Priscilla and Aquila were apparently in Rome when Paul wrote to that congregation, and in Ephesus with Timothy when Paul wrote his last letter to Timothy. When Paul wrote to the Corinthians from Ephesus, he joined their greetings with his own. Clearly they were dear to Paul, and were earnest and effective in spreading the Good News of Christ and His saving work. Altogether, Aquila and Priscilla are mentioned six times in the New Testament (Acts 18:2,18,26; Romans 16:3; 1 Corinthians 16:19; 2 Timothy 4:19), and the reader will note that in the odd-numbered mentions, Aquila's name comes first, while in the even-numbered mentions, Priscilla's comes first, as if to emphasize that they are being mentioned on equal terms.
In 1 Timothy 2:12, Paul writes: "I do not permit a woman to instruct or command a man." Jerome, writing over 3 centuries later, mentions a woman he knew, the Lady Paula, who was well equipped to discuss theology and the Scriptures, but who, in discussions with men, instead of simply saying what she thought, would innocently remark, "You know, that reminds me of something I once heard a man say -- his opinion was that...." Thus, she avoided the appearance of being a woman teaching a man, and yet got her point across. Now the Greek Gyne can mean either "woman" or "wife", and the Greek Aner (Andro-) can mean either "man" or "husband". Thus Paul may have meant, "I do not permit a wife to teach or command her husband." In interpreting his meaning, it is perhaps worth noting that we are told that Priscilla and Aquila, acting jointly, instructed Apollos in the Gospel, and there is no hint in the text that Aquila did all the talking while Priscilla hovered in the background and kept them supplied with sandwiches and coffee.

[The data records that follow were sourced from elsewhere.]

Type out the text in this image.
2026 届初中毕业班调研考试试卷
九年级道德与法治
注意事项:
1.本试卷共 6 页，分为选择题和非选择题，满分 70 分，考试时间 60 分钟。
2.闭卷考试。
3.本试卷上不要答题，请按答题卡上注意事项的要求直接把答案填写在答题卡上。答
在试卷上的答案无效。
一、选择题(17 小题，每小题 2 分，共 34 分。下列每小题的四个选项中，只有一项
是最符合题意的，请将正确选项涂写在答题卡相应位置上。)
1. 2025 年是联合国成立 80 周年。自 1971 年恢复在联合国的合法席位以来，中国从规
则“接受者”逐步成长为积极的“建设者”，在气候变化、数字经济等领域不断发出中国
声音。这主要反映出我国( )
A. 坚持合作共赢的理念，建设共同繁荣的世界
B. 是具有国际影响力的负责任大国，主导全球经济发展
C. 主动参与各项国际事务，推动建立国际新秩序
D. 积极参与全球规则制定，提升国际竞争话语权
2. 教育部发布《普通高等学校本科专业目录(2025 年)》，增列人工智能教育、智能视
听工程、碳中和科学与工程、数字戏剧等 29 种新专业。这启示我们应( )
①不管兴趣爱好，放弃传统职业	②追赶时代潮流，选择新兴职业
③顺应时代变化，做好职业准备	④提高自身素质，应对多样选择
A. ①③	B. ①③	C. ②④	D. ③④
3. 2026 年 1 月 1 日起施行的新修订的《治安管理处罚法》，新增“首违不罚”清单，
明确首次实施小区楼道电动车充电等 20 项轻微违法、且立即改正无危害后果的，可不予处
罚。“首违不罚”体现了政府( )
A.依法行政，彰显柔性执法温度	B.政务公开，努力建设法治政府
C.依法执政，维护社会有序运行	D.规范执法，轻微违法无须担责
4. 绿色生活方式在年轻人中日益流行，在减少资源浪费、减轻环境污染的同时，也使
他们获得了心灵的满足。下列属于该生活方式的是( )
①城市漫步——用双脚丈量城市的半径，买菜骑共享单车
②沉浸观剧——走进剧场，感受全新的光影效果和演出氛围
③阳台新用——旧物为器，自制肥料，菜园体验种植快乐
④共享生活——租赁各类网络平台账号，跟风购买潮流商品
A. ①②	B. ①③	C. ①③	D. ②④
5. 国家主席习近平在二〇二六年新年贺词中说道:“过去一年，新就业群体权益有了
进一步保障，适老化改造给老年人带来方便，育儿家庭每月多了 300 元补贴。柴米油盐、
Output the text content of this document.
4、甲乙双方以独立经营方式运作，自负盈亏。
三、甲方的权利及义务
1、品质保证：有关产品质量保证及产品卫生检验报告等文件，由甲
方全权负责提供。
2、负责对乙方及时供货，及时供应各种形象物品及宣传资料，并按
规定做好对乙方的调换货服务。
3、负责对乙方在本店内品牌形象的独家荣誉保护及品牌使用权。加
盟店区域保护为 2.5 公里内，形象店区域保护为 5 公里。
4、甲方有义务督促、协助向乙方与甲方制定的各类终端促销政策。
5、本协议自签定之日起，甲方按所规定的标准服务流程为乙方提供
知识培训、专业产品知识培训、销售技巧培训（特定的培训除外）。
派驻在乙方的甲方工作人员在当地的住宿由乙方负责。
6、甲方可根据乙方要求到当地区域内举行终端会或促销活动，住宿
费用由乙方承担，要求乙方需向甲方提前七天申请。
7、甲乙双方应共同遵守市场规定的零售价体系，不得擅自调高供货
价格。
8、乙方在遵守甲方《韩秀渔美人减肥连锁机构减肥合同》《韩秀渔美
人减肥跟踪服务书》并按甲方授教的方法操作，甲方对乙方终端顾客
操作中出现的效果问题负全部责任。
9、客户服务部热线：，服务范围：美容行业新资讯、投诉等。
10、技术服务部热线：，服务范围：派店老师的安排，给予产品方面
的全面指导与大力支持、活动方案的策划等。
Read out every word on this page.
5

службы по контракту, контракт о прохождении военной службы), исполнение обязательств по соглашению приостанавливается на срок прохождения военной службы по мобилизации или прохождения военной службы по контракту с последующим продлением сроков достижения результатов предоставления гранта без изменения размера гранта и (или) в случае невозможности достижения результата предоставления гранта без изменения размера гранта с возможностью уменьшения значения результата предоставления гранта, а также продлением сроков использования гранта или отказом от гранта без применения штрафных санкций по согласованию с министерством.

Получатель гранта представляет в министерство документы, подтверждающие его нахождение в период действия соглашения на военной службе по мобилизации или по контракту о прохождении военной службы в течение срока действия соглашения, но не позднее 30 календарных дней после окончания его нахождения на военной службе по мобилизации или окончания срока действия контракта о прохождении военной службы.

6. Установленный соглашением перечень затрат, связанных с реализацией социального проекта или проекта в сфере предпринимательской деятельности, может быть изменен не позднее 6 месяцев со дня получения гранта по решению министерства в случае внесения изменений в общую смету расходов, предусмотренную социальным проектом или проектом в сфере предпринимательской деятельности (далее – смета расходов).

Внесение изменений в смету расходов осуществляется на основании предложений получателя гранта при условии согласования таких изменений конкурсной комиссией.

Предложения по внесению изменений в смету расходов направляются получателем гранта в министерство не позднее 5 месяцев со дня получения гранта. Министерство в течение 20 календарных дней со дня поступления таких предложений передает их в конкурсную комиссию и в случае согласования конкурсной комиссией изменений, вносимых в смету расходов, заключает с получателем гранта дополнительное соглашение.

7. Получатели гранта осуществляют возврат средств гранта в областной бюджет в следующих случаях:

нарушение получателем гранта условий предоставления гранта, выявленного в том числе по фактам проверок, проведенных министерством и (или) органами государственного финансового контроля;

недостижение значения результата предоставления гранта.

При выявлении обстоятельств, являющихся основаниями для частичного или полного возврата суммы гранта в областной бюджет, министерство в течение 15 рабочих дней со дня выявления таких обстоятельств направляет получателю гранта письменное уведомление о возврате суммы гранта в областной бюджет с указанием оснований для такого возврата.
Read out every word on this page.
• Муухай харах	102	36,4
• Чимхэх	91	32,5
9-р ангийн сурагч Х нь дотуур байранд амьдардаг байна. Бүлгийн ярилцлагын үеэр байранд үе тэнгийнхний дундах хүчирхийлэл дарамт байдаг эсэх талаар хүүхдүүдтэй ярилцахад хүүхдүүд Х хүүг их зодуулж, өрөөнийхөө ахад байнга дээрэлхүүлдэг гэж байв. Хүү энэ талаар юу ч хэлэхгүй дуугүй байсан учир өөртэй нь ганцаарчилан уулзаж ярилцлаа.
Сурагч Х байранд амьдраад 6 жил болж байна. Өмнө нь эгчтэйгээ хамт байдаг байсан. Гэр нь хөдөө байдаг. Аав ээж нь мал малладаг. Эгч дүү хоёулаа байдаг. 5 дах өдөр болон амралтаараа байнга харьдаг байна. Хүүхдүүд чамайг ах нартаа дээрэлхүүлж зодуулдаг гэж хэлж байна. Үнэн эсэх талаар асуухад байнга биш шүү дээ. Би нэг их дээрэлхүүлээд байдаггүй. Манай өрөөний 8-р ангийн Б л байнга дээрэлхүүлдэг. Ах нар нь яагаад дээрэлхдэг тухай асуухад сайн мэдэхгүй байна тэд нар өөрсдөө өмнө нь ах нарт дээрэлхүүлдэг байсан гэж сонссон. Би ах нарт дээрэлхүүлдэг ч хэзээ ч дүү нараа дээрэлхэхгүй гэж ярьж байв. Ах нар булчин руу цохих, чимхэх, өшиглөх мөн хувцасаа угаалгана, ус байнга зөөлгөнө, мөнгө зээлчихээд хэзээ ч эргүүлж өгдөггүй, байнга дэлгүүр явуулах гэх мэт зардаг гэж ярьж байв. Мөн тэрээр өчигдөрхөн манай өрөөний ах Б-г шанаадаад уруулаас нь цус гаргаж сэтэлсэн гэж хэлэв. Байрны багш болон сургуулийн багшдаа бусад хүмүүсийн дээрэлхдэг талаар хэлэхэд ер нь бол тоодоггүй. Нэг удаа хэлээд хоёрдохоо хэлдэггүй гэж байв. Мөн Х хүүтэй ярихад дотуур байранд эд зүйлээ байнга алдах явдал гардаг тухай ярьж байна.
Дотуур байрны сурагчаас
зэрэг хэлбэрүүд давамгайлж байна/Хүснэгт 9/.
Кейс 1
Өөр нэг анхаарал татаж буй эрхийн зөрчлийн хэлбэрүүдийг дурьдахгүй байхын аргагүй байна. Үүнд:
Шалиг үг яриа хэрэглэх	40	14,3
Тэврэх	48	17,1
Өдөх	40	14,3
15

(Note: "Priscilla" is the diminutive form of "Prisca", as "Johnny" is the diminutive form of "John". Literally, it means "little Prisca." Diminutives are more common in many foreign languages (Latin, Spanish, Russian, Greek) than in English. They can denote affection, or distinguish from an older person, especially a relative, with the same name.)
PRAYER (traditional language):
God of grace and might, we praise thee for thy servants Priscilla and Aquila, whom thou didst plenteously endow with gifts of zeal and eloquence to make known the truth of the Gospel. Raise up, we pray thee, in every country, heralds and evangelists of thy kingdom, that the world may know the immeasurable riches of our Savior, Jesus Christ our Lord, who liveth and reigneth with thee and the Holy Spirit, one God, now and for ever.